THIS FAT OLD LADY’S ME MONDAY – FIREWORKS, FEH

I like fireworks okay.  But the age of ooh and ahs are long behind me. 

Probably the most I’ve enjoyed fireworks was the years in Claremont where some of us helped the professionals set up for their show.  If you wanted, you could also shoot off some of the big ones during the show – under supervision (of sorts) – but since I prefer my face with eyebrows, I always turned down the opportunity.

One of the big culture shocks of moving to California was the ordinary citizen setting off their own fireworks.  One year, some of us went to Santa Monica, walking on the beach.  It was truly terrifying.  What I imagine a war zone is like – during battle.  Smoke everywhere, and explosives of all types and sizes whizzing by and exploding alarmingly nearby. 

No thank you.

I don’t understand the charm of risking life and limb (literally) to make something go boom.

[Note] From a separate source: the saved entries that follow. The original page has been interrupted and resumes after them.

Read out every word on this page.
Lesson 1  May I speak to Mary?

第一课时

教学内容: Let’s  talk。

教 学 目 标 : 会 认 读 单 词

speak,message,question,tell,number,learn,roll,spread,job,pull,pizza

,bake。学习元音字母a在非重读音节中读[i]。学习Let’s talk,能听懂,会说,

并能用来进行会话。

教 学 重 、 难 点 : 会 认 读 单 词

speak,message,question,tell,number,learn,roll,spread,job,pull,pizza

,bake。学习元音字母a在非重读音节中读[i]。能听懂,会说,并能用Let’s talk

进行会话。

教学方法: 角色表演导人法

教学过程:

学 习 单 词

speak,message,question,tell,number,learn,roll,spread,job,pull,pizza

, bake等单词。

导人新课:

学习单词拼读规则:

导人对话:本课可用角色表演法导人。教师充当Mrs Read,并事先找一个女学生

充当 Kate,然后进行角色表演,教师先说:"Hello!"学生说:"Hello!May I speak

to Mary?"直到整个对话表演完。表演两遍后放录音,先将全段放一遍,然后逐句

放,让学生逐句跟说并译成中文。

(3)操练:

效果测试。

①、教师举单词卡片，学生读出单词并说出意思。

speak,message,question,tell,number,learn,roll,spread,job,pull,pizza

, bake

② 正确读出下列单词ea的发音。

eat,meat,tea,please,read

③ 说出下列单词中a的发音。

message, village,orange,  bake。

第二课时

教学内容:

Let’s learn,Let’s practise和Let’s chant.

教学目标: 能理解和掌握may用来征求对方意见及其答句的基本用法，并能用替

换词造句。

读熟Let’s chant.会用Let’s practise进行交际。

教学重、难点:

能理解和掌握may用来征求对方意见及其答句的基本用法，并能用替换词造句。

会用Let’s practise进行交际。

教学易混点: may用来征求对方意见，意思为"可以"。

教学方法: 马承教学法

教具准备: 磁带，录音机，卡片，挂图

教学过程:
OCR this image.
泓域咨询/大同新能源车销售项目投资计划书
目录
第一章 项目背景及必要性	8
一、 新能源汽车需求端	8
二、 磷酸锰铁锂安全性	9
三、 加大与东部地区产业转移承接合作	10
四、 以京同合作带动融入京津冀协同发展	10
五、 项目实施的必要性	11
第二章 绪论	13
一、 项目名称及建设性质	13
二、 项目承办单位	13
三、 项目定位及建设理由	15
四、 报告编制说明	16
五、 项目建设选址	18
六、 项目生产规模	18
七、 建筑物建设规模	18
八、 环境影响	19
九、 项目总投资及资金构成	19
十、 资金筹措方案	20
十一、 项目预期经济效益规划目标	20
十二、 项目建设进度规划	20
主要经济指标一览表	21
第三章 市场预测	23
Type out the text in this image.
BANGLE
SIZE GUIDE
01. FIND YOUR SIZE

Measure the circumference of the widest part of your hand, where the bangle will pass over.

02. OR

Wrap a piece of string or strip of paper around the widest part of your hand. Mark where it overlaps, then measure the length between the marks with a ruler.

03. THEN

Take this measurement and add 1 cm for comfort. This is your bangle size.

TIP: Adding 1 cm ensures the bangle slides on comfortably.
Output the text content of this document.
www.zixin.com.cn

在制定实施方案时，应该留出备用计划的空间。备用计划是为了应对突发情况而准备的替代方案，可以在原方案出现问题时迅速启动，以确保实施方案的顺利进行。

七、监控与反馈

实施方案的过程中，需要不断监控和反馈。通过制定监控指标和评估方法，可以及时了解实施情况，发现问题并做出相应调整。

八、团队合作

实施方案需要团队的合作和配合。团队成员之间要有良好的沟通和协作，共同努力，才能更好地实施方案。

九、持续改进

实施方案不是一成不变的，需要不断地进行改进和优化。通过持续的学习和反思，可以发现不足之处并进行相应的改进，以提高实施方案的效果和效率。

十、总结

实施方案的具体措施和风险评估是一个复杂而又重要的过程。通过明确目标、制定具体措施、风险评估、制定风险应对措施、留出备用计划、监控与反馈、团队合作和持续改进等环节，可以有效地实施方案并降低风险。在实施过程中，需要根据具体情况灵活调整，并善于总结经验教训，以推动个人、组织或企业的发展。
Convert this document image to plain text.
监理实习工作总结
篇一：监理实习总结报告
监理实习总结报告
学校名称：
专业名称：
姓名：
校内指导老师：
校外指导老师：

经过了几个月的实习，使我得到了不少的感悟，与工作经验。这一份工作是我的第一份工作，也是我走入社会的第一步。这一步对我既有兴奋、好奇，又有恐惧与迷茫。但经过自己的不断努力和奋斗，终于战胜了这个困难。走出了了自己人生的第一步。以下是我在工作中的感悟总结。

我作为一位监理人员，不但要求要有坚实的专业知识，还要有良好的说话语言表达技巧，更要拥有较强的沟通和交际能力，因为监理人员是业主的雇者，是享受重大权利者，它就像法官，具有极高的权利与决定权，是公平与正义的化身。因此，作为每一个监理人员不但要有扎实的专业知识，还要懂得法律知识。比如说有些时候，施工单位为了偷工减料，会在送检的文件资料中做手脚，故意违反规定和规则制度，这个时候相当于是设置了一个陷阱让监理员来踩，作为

Northern Californians are just as enamored of their personal arsenals of fireworks and general explosives.  Any holiday that might possibly call for something going bang is an excuse for our neighbors to drag out their supply and start blowing stuff up. 

I hate it.

People’s pets hate it.  People who are responsible for anyone who should be sleeping (babies, elderly, or ill folks) hate it.  People with PTSD hate it. 

The possession, much less use, of fireworks in most of our county is illegal.  After all, we live in the land of drought and wild fires.  Sending up firey projectiles with unknown destinations seems like a really bad idea.

This year, our local constabulary promised to come down extra hard on these miscreants.

Apparently, they didn’t include my neighborhood in the crack down. 

It was horrible. 

I usually try to avoid interactions with my neighbors.  I usually avoid conflict of any nature.

I am not usually passive aggressive, but last night I made an exception.

I hollered out our front door (and many of you know just how loud this fat old lady can holler), into the noisy darkness, “YOU ARE ALL FUCKING ASSHOLES.”

I don’t think it made one bit of difference.  But I felt just a teensy bit better.